28) Dead At Daybreak by Deon Meyer
Deon Meyer is a great South African thriller writer: one of those who consistently rises above the ‘genre’ of police procedural and standard crime thriller to create memorable, involving characters, complex plots and insight to the country they are based in. In this instance, Dead At Daybreak doesn’t feature his recurring Johannesburg police inspector, Benny Griessel, but the wonderfully dour and complicated Zed van Heerden in the central role.
It’s a gripping ride, combining the story of van Heerden’s spiral downwards which is where we start the book, with the unravelling and unwinding plot that begins with a will and escalates into a safe, a mystery and danger round every corner. On a purely ‘page-turning’ level, this is top stuff and confirms Meyer as one of my favourite crime writers in terms of plot, pacing and characterisation.

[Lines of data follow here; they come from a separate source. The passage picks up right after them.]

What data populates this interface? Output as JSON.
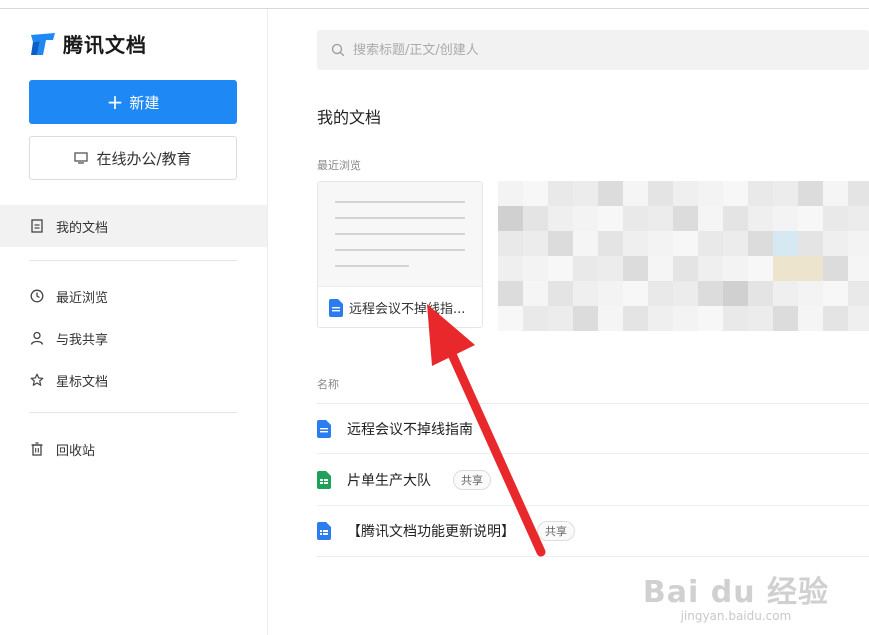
{
  "app": {
    "logo_text": "腾讯文档"
  },
  "sidebar": {
    "new_button": "新建",
    "office_button": "在线办公/教育",
    "items": [
      {
        "label": "我的文档",
        "icon": "document-icon",
        "active": true
      },
      {
        "label": "最近浏览",
        "icon": "clock-icon"
      },
      {
        "label": "与我共享",
        "icon": "user-icon"
      },
      {
        "label": "星标文档",
        "icon": "star-icon"
      },
      {
        "label": "回收站",
        "icon": "trash-icon"
      }
    ]
  },
  "search": {
    "placeholder": "搜索标题/正文/创建人"
  },
  "main": {
    "title": "我的文档",
    "recent_label": "最近浏览",
    "recent_cards": [
      {
        "name": "远程会议不掉线指..."
      }
    ],
    "list_header": "名称",
    "docs": [
      {
        "name": "远程会议不掉线指南",
        "type": "doc",
        "badge": ""
      },
      {
        "name": "片单生产大队",
        "type": "sheet",
        "badge": "共享"
      },
      {
        "name": "【腾讯文档功能更新说明】",
        "type": "doc-form",
        "badge": "共享"
      }
    ]
  },
  "colors": {
    "accent": "#1e88f5",
    "doc_blue": "#2b7cf0",
    "sheet_green": "#1fa15a",
    "arrow_red": "#e8282b"
  },
  "watermark": {
    "big": "Bai du 经验",
    "small": "jingyan.baidu.com"
  }
}
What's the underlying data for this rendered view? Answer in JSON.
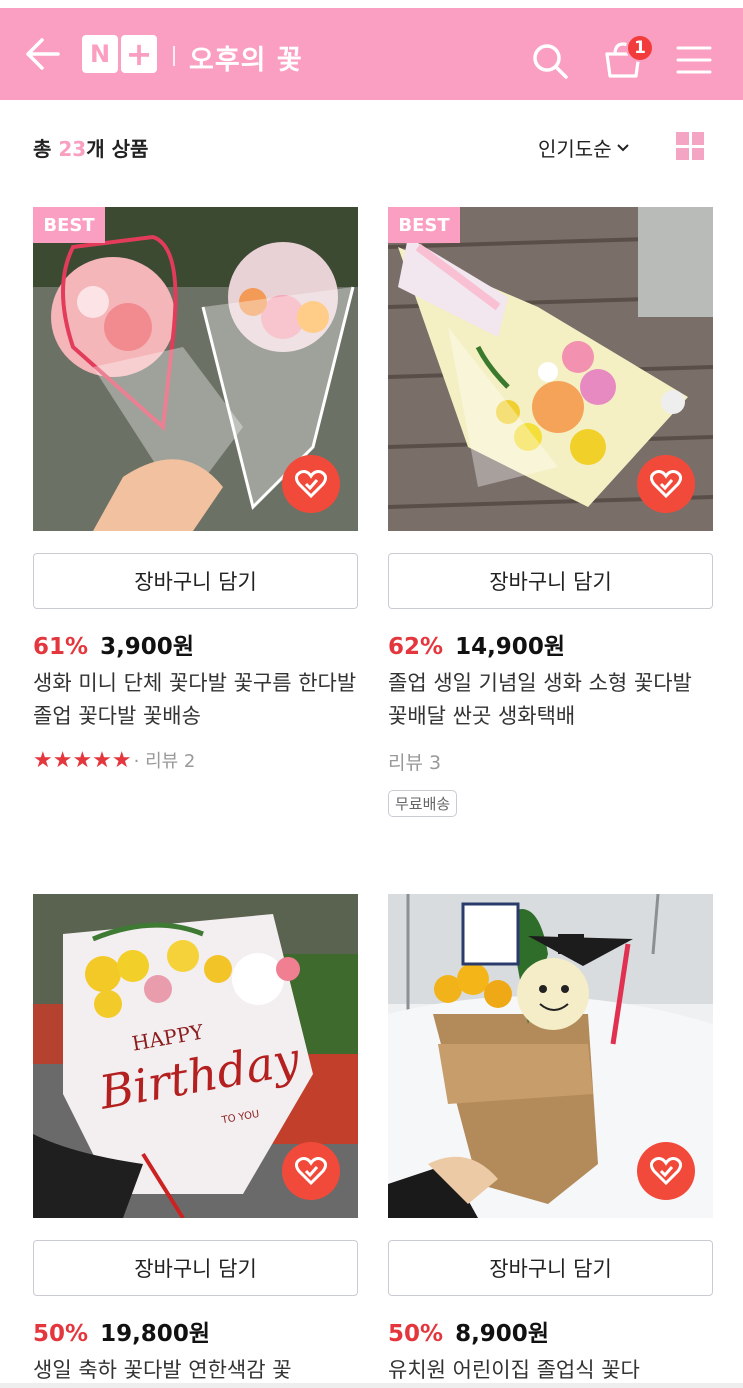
{
  "header": {
    "logo_left": "N",
    "logo_right": "+",
    "store_name": "오후의 꽃",
    "cart_count": "1",
    "accent_color": "#fa9fc1"
  },
  "toolbar": {
    "count_prefix": "총 ",
    "count_number": "23",
    "count_suffix": "개 상품",
    "sort_label": "인기도순",
    "sort_icon": "chevron-down-icon",
    "view_icon": "grid-view-icon"
  },
  "products": [
    {
      "badge": "BEST",
      "cart_button": "장바구니 담기",
      "discount": "61%",
      "price": "3,900원",
      "name": "생화 미니 단체 꽃다발 꽃구름 한다발 졸업 꽃다발 꽃배송",
      "stars": "★★★★★",
      "review": "· 리뷰 2",
      "rating": 5
    },
    {
      "badge": "BEST",
      "cart_button": "장바구니 담기",
      "discount": "62%",
      "price": "14,900원",
      "name": "졸업 생일 기념일 생화 소형 꽃다발 꽃배달 싼곳 생화택배",
      "review": "리뷰 3",
      "shipping": "무료배송"
    },
    {
      "cart_button": "장바구니 담기",
      "discount": "50%",
      "price": "19,800원",
      "name": "생일 축하 꽃다발 연한색감 꽃",
      "image_text": "HAPPY Birthday TO YOU"
    },
    {
      "cart_button": "장바구니 담기",
      "discount": "50%",
      "price": "8,900원",
      "name": "유치원 어린이집 졸업식 꽃다"
    }
  ]
}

What makes this book a notch higher still in my estimation is the brilliant intertwining of stories and the consistent and illuminating insight into South Africa that the novel gives – not in a shoe-horned making-a-political-statement kind of way, but just moments of reflection and passing comments that draw attention to both the ongoing effects of apartheid, the changes being wrought on society, and the individual journeys that is requiring people to go on.
In short, this might be more than a decade old, but it’s well worth a few hours of your time – and I’ll be continuing to go back through Meyer’s previous novels to dive into.